Pulmonary hypertension not linked with poorer long-term outcome after lung transplant
Last Updated: 2001-01-29 13:38:18 EST (Reuters Health)
NEW ORLEANS (Reuters Health) - Despite a higher early mortality rate, lung transplantation for pulmonary hypertension (PHT) achieves long-term results that are similar to outcomes for other indications, according to the findings of a study presented January 29 at the 37th annual meeting of The Society of Thoracic Surgeons.
Dr. Bryan F. Meyers, from Washington University School of Medicine, in St. Louis, and colleagues performed a 10-year retrospective analysis of data from 55 adult and 45 pediatric PHT patients who underwent single lung, bilateral lung, or heart-lung transplantation. Forty-eight percent of patients had primary PHT and 52% had secondary PHT. The average New York Heart Association (NYHA) class was 3.2 and the mean pulmonary artery pressure was 64 mm Hg.
Thirty-day hospital mortality, usually due to graft failure and infection, was 11%, the investigators note. At a mean follow-up of 4 years, the 1- and 5-year actuarial survival was 75% and 57%, respectively. Survival was not significantly influenced by diagnosis or type of transplant.
Average pulmonary artery pressure and New York Heart Association class were significantly lower after transplantation than before, the researchers emphasize.
"The value of this study, as a physician who looks at patients as possible lung transplant candidates, is that it allows me to assess their likelihood of survival and functional benefit and contrast that with what the currently available medical therapies can achieve," Dr. Meyers told Reuters Health.

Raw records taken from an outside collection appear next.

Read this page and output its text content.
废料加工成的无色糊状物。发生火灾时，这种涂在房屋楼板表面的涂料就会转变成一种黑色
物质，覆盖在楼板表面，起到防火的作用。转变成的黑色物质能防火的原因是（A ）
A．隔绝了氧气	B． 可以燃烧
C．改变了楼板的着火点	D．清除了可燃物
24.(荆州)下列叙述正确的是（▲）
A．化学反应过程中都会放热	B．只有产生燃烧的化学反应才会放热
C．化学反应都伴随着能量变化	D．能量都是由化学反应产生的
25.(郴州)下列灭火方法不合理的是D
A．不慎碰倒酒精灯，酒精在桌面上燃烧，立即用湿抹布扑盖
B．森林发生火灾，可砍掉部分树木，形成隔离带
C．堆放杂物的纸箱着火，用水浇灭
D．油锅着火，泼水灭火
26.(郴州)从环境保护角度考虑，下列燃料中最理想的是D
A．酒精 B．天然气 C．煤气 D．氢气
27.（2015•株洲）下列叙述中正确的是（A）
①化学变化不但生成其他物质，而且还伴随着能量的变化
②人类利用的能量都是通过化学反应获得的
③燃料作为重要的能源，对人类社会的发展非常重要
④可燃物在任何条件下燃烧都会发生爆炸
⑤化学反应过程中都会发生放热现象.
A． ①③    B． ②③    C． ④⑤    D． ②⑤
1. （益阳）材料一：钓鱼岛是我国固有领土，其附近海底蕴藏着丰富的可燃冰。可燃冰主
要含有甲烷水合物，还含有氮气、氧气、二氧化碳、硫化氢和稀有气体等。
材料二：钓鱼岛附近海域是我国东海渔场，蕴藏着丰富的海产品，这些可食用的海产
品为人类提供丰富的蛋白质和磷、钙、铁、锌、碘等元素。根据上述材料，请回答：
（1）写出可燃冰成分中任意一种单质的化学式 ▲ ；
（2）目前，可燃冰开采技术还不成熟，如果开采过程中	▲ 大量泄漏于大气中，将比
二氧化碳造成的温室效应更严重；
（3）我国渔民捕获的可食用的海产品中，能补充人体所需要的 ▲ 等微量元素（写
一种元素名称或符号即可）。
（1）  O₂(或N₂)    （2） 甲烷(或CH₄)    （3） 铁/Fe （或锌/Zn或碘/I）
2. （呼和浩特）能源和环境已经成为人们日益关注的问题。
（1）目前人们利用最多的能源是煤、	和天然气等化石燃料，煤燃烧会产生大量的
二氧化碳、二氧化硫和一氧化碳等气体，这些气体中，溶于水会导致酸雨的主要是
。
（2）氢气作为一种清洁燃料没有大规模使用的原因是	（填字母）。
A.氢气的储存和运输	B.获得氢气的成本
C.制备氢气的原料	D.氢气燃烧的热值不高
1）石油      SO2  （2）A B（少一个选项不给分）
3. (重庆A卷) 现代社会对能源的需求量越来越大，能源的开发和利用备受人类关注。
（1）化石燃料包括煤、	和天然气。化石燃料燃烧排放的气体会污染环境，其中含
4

"If you look back at the number of transplantations that were done for pulmonary hypertension in adults over the past 10 years, you see a cautious experimentation with it back in the late 80s and early 90s," Dr. Meyers said. "The heyday of lung transplantation for pulmonary hypertension was in the mid-90s, but after the development of continuous prostaglandin infusion, there was a near disappearance of transplantation referrals for this indication," he pointed out.
"Lung transplantation for adults is kind of the great equalizer," Dr. Meyers noted. "You can take a lot of diseases that have varying degrees of disability and likelihood of death and basically patients, once they've had a transplant, all tend to cluster together with the same degrees of disability and the same long-term risks of death," he explained.
The finding of similar long-term results after transplantation for different diseases suggests that "the reason for people failing in the long run after lung transplantation is either due to chronic rejection or due to infections that have been made possible due to enhanced immunosuppression," Dr. Meyers stated.